Bryan Kelln, President and Chief Executive Officer, commented, "The bicycle industry remains soft, although we are beginning to see some signs of improvement as the industry's retail sales are strengthening, and channel participants have resumed purchasing select products to fill demand. Geographically, North American sales are improving more quickly than sales in Europe. That being said, the second quarter for us remained particularly soft as channel participants remained generally reluctant to stock inventory."

Kelln continued, "Eighteen months ago we set out on a three phase restructuring program designed to return RockShox to profitability. During the second quarter, we successfully delivered on the completion of phase two, which was to complete the launch of our new manufacturing operations in Colorado Springs, which we started in the first quarter of this year. Given the factory launch, we are particularly satisfied that we met customer expected delivery dates during the quarter, and we are now building product in advance of customer requested delivery dates. Productivity trends within the operations during the second quarter were attractive, and early in the third quarter, the trends continue to reflect meaningful productivity gains."

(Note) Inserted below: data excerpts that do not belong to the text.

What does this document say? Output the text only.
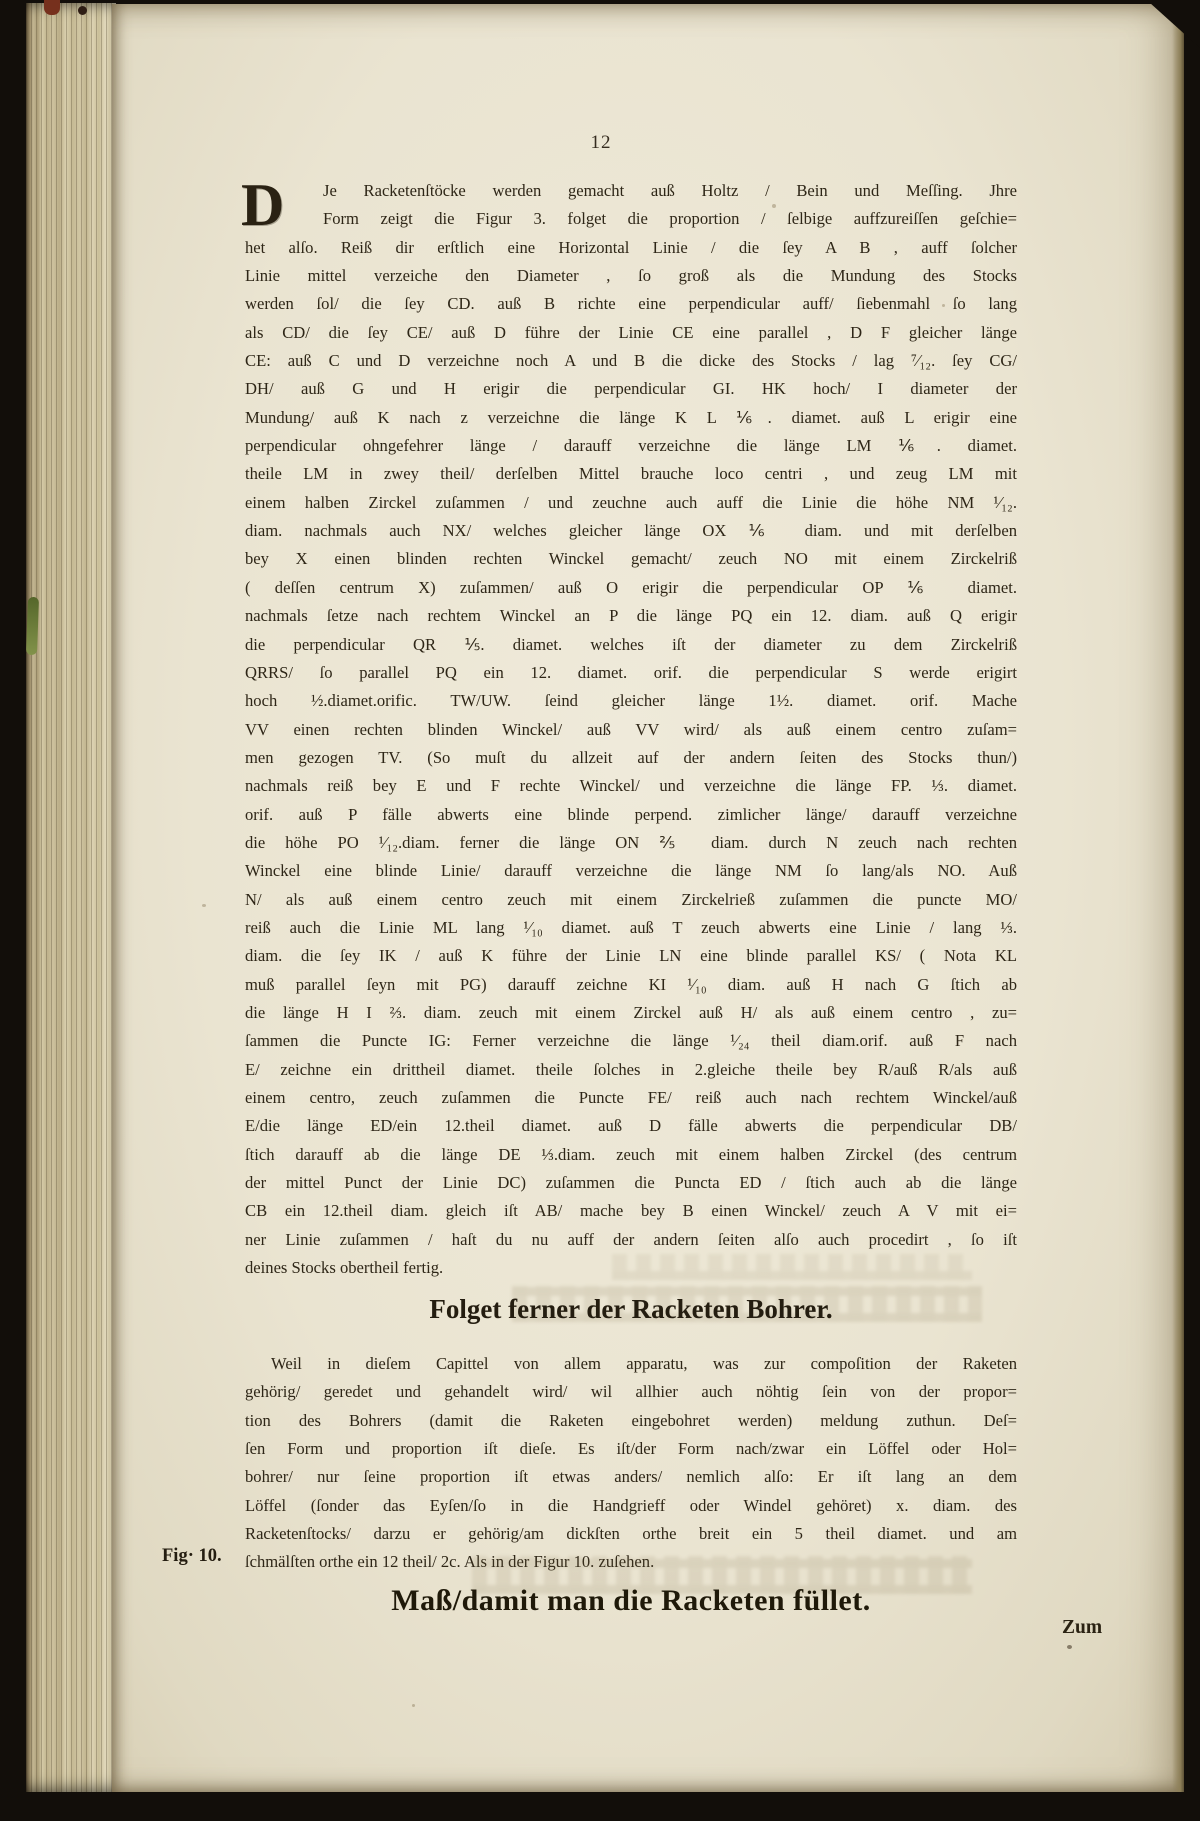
12
D	Je Racketenſtöcke werden gemacht auß Holtz / Bein und Meſſing. Jhre
Form zeigt die Figur 3. folget die proportion / ſelbige auffzureiſſen geſchie=
het alſo. Reiß dir erſtlich eine Horizontal Linie / die ſey A B , auff ſolcher
Linie mittel verzeiche den Diameter , ſo groß als die Mundung des Stocks
werden ſol/ die ſey CD. auß B richte eine perpendicular auff/ ſiebenmahl ſo lang
als CD/ die ſey CE/ auß D führe der Linie CE eine parallel , D F gleicher länge
CE: auß C und D verzeichne noch A und B die dicke des Stocks / lag ⁷⁄₁₂. ſey CG/
DH/ auß G und H erigir die perpendicular GI. HK hoch/ I diameter der
Mundung/ auß K nach z verzeichne die länge K L ⅙. diamet. auß L erigir eine
perpendicular ohngefehrer länge / darauff verzeichne die länge LM ⅙. diamet.
theile LM in zwey theil/ derſelben Mittel brauche loco centri , und zeug LM mit
einem halben Zirckel zuſammen / und zeuchne auch auff die Linie die höhe NM ¹⁄₁₂.
diam. nachmals auch NX/ welches gleicher länge OX ⅙ diam. und mit derſelben
bey X einen blinden rechten Winckel gemacht/ zeuch NO mit einem Zirckelriß
( deſſen centrum X) zuſammen/ auß O erigir die perpendicular OP ⅙ diamet.
nachmals ſetze nach rechtem Winckel an P die länge PQ ein 12. diam. auß Q erigir
die perpendicular QR ⅕. diamet. welches iſt der diameter zu dem Zirckelriß
QRRS/ ſo parallel PQ ein 12. diamet. orif. die perpendicular S werde erigirt
hoch ½.diamet.orific. TW/UW. ſeind gleicher länge 1½. diamet. orif. Mache
VV einen rechten blinden Winckel/ auß VV wird/ als auß einem centro zuſam=
men gezogen TV. (So muſt du allzeit auf der andern ſeiten des Stocks thun/)
nachmals reiß bey E und F rechte Winckel/ und verzeichne die länge FP. ⅓. diamet.
orif. auß P fälle abwerts eine blinde perpend. zimlicher länge/ darauff verzeichne
die höhe PO ¹⁄₁₂.diam. ferner die länge ON ⅖ diam. durch N zeuch nach rechten
Winckel eine blinde Linie/ darauff verzeichne die länge NM ſo lang/als NO. Auß
N/ als auß einem centro zeuch mit einem Zirckelrieß zuſammen die puncte MO/
reiß auch die Linie ML lang ¹⁄₁₀ diamet. auß T zeuch abwerts eine Linie / lang ⅓.
diam. die ſey IK / auß K führe der Linie LN eine blinde parallel KS/ ( Nota KL
muß parallel ſeyn mit PG) darauff zeichne KI ¹⁄₁₀ diam. auß H nach G ſtich ab
die länge H I ⅔. diam. zeuch mit einem Zirckel auß H/ als auß einem centro , zu=
ſammen die Puncte IG: Ferner verzeichne die länge ¹⁄₂₄ theil diam.orif. auß F nach
E/ zeichne ein drittheil diamet. theile ſolches in 2.gleiche theile bey R/auß R/als auß
einem centro, zeuch zuſammen die Puncte FE/ reiß auch nach rechtem Winckel/auß
E/die länge ED/ein 12.theil diamet. auß D fälle abwerts die perpendicular DB/
ſtich darauff ab die länge DE ⅓.diam. zeuch mit einem halben Zirckel (des centrum
der mittel Punct der Linie DC) zuſammen die Puncta ED / ſtich auch ab die länge
CB ein 12.theil diam. gleich iſt AB/ mache bey B einen Winckel/ zeuch A V mit ei=
ner Linie zuſammen / haſt du nu auff der andern ſeiten alſo auch procedirt , ſo iſt
deines Stocks obertheil fertig.
Folget ferner der Racketen Bohrer.
Weil in dieſem Capittel von allem apparatu, was zur compoſition der Raketen
gehörig/ geredet und gehandelt wird/ wil allhier auch nöhtig ſein von der propor=
tion des Bohrers (damit die Raketen eingebohret werden) meldung zuthun. Deſ=
ſen Form und proportion iſt dieſe. Es iſt/der Form nach/zwar ein Löffel oder Hol=
bohrer/ nur ſeine proportion iſt etwas anders/ nemlich alſo: Er iſt lang an dem
Löffel (ſonder das Eyſen/ſo in die Handgrieff oder Windel gehöret) x. diam. des
Racketenſtocks/ darzu er gehörig/am dickſten orthe breit ein 5 theil diamet. und am
ſchmälſten orthe ein 12 theil/ 2c. Als in der Figur 10. zuſehen.
Fig· 10.
Maß/damit man die Racketen füllet.
Zum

"Given the uncertain market situation faced by the industry and RockShox's quest for profitability, the company has continued to drive costs out of the business. For example, before taking into account the costs related to the patent disputes mentioned above, selling, general and administrative expense was down 20% compared to the same period last year. In early October, the company removed another $2.0 million in annual labor costs from the business. The reductions will begin to deliver impact during the third quarter. Management continues to drive supply chain cost improvements, and RockShox has now launched its third and final phase of the restructuring initiative. Phase three is the outsourcing of the company's machine shop operations, which are expensive and under-utilized. The elimination of these operations will drive yet another downward step-change in the cost structure of the business. Because we have already taken several steps in this direction, some of the variable cost benefits will begin to be realized during the third quarter."

"While cashflow and inventory management continue to be a focus for the company, we are on track for fiscal 2002 to deliver a profitable business on significantly smaller revenues as compared to previous years. We continue to have confidence that we are poised to deliver a profitable business in the year to come," concluded Kelln.